PORTO RECANATI - L’intera staccionata divelta, i vasi rotti e l’impianto elettrico in tilt. È il triste spettacolo che Mauro Monachesi, titolare dello chalet Bora Bora Beach, si è trovato davanti ieri mattina nel suo balneare. È il risultato di una notte di bagordi in cui i vandali hanno deciso di prendere di mira il locale, come accaduto anche altre volte, a detta del proprietario.

 

«Purtroppo capita spesso - racconta Monachesi - la posizione del nostro chalet, proprio sulla piazza, ci penalizza sotto questo punto di vista. È il punto di ritrovo del sabato sera e ogni tanto troviamo delle amare sorprese». 

La scoperta
Il locale stagionale al momento è chiuso, ma i proprietari si recano quasi tutti i giorni sul posto per controllare la situazione e ieri mattina hanno scoperto i danni. «Di sicuro i vandali sono entrati in azione nella notte tra sabato e domenica - dice - . Quando sono arrivato ho trovato la staccionata sfasciata, alcuni vasi rotti e diversi danni all’impianto elettrico del Comune che si trova sul balneare. Sono fatti che accadono spesso, ma ieri sera (sabato, ndr) i danni sono stati più ingenti. Credo che ammontino ad almeno 500 euro. Ci stiamo informando per capire se ci sono telecamere funzionanti che possano aver ripreso qualcosa - confida il titolare dello chalet - e nel caso sporgeremo denuncia». 
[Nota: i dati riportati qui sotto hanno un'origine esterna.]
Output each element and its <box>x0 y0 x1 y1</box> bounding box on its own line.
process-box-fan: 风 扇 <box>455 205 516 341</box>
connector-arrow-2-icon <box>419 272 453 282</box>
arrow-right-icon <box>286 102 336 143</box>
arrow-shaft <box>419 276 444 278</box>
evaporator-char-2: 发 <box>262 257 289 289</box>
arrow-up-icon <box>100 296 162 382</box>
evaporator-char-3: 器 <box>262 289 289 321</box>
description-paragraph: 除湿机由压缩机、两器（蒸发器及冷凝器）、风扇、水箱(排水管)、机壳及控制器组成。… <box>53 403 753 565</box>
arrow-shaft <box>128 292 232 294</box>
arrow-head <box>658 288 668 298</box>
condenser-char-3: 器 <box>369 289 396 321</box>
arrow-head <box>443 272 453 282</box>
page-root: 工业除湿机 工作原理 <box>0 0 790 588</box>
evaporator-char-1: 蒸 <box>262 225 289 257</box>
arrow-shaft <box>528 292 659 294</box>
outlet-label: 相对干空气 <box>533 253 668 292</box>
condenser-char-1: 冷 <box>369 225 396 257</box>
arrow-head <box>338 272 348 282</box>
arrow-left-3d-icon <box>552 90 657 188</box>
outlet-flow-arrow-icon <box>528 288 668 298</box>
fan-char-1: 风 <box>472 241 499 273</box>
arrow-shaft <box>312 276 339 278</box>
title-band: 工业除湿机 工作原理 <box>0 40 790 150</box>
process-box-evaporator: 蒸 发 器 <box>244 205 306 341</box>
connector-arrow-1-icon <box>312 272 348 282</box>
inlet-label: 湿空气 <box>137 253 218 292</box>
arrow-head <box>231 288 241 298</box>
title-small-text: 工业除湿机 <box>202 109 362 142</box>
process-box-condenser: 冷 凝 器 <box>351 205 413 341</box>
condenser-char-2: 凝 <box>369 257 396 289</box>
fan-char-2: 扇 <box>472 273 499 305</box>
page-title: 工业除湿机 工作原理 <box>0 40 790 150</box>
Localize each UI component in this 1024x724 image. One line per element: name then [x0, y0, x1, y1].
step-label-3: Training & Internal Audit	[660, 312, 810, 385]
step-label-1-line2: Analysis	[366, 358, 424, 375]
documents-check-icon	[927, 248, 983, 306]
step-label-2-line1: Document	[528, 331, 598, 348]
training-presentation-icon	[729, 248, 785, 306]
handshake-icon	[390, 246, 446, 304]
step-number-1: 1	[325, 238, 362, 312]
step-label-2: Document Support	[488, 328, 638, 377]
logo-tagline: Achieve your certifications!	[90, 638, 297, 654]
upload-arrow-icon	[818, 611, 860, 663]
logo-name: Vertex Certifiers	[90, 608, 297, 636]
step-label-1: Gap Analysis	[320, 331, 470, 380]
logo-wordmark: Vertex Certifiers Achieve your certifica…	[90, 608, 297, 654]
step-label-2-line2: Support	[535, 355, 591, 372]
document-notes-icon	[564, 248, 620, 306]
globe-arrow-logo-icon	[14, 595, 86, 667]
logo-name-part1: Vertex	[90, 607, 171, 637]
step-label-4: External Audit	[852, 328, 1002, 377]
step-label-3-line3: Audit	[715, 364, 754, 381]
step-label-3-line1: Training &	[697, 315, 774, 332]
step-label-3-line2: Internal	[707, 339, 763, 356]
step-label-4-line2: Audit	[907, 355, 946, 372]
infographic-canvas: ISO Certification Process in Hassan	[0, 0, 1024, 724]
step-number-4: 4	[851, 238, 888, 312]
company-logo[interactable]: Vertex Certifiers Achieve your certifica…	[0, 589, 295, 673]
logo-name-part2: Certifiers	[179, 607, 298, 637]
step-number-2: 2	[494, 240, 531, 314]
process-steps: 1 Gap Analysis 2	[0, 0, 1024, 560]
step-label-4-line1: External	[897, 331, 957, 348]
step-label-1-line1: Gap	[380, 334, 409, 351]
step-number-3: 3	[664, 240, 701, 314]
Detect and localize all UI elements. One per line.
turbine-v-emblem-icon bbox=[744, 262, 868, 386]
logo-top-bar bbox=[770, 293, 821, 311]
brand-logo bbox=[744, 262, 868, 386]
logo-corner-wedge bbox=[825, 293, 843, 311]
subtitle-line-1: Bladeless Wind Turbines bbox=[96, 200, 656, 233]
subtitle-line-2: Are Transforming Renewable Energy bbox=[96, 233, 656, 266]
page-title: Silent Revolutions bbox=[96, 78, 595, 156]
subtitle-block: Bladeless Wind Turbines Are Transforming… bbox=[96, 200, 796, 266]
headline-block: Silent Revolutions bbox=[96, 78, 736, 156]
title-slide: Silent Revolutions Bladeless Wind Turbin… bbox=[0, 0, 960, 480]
I vandali avevano preso di mira il balneare anche lo scorso anno: «Sia prima dell’estate - dice Monachesi - che durante il periodo di lavoro. Addirittura una mattina abbiamo trovato un vecchio congelatore da buttare abbandonato nella nostra concessione. In quel caso abbiamo denunciato il fatto alla polizia locale e abbiamo dovuto smaltirlo noi». Per Monachesi questi raid mettono in difficoltà la gestione del locale: «Sono spese che dobbiamo approntare senza motivo - dice - . Viviamo già in un momento difficile per via della pandemia, il nostro è un lavoro stagionale e dover far fronte a spese non previste non fa piacere».